Blunt-Headed Tree Snake
The blunt-headed tree snake ( Imantodes cenchoa ) is native to the tropical rainforests of Central and South America
Blunt-headed tree snakes get their name from their unusually large heads, which make up at least half of their body length!
They are easily identifiable by their colors: white or yellow with black or brown spots across their bodies and tails, and bright orange bands around their tails.
The blunt-headed tree snake is a mildly venomous snake, slender species of South American tree snake. These active climbers can grow up to 4 feet long
The blunt-headed tree snake typically feeds on small vertebrates and lizards, but they have been known to eat birds and rodents.

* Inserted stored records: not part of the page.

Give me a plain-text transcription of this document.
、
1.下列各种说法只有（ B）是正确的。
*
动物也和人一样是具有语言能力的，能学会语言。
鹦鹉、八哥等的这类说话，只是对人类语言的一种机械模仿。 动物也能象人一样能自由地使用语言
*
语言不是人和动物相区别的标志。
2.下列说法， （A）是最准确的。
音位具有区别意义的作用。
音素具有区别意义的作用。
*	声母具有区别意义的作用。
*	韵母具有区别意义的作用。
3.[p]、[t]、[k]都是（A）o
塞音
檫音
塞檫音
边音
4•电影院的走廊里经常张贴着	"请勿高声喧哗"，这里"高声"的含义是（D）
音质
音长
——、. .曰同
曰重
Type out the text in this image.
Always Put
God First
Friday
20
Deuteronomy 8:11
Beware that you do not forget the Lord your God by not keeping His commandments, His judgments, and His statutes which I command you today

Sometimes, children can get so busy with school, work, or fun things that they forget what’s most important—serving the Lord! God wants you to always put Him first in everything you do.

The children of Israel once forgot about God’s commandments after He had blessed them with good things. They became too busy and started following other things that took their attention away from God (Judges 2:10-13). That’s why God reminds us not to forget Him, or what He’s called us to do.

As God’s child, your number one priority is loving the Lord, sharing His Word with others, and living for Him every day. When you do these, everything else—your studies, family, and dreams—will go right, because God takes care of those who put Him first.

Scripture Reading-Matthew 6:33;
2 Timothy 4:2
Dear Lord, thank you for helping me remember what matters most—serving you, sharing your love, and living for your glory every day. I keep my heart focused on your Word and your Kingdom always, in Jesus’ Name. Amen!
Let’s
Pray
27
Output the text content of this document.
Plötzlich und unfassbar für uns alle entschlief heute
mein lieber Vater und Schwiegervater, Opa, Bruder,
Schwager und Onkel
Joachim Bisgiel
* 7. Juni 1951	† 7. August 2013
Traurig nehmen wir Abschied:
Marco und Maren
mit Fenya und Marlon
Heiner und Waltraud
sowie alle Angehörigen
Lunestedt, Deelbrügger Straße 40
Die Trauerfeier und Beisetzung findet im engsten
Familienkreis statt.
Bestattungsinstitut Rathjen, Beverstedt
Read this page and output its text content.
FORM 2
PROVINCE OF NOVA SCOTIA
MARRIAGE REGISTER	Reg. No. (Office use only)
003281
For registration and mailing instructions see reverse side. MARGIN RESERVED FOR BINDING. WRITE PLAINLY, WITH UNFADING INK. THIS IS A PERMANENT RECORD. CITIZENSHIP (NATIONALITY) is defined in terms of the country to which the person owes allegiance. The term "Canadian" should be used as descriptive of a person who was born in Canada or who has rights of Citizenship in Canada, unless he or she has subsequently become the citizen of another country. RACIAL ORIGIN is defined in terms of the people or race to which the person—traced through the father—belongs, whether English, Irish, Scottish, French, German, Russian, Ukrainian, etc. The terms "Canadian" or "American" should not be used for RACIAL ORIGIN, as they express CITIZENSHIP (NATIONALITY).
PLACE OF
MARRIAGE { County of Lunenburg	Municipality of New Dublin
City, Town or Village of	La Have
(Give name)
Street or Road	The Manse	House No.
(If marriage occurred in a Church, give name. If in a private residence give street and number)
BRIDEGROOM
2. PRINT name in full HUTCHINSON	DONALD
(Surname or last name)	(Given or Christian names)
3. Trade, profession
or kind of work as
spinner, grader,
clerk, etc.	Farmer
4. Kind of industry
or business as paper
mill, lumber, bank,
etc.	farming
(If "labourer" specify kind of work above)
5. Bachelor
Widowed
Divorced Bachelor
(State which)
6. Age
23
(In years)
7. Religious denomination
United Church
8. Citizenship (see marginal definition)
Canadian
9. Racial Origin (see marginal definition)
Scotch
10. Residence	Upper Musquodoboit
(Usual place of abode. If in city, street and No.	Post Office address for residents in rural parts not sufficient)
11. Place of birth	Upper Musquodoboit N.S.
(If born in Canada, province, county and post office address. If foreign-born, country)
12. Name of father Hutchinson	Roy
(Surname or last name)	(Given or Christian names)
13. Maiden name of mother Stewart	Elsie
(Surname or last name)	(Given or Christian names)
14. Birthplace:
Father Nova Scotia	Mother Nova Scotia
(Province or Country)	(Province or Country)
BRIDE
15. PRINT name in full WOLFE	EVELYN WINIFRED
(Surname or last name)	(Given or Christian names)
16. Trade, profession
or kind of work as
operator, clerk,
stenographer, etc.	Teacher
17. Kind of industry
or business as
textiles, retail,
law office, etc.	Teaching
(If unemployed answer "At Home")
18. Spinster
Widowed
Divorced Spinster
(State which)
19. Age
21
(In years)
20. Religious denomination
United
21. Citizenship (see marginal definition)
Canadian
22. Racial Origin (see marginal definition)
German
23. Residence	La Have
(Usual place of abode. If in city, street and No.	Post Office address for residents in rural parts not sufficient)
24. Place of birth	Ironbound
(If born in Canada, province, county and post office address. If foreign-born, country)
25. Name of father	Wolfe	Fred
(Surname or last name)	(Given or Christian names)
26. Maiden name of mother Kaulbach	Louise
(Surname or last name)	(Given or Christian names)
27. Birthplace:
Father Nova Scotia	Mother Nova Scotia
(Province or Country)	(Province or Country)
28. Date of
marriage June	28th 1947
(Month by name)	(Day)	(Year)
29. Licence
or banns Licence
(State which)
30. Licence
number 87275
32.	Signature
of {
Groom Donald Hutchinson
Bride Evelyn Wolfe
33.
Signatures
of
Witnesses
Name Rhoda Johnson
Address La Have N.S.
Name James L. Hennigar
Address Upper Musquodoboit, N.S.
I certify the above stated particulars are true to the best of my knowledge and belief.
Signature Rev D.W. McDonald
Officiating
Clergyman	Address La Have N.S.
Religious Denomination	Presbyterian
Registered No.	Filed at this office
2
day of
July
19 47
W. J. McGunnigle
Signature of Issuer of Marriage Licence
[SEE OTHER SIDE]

It prefers rainforests with dense vegetation like trees and shrubs. This species of snake is nocturnal and spends most of its time hiding in foliage during daylight hours.
Most blunt-headed tree snakes have a brown body, which helps them camouflage among branches. But if you catch one in sunlight, you’ll notice that their bellies are white.
It is recommended to keep them in a cage that can be kept at an average temperature of 77 degrees Fahrenheit, with humidity levels ranging between 55 and 75 percent.
No, blunt-headed tree snakes are not venomous/poisonous. They do have fangs, though, which means they can bite and even scare away predators.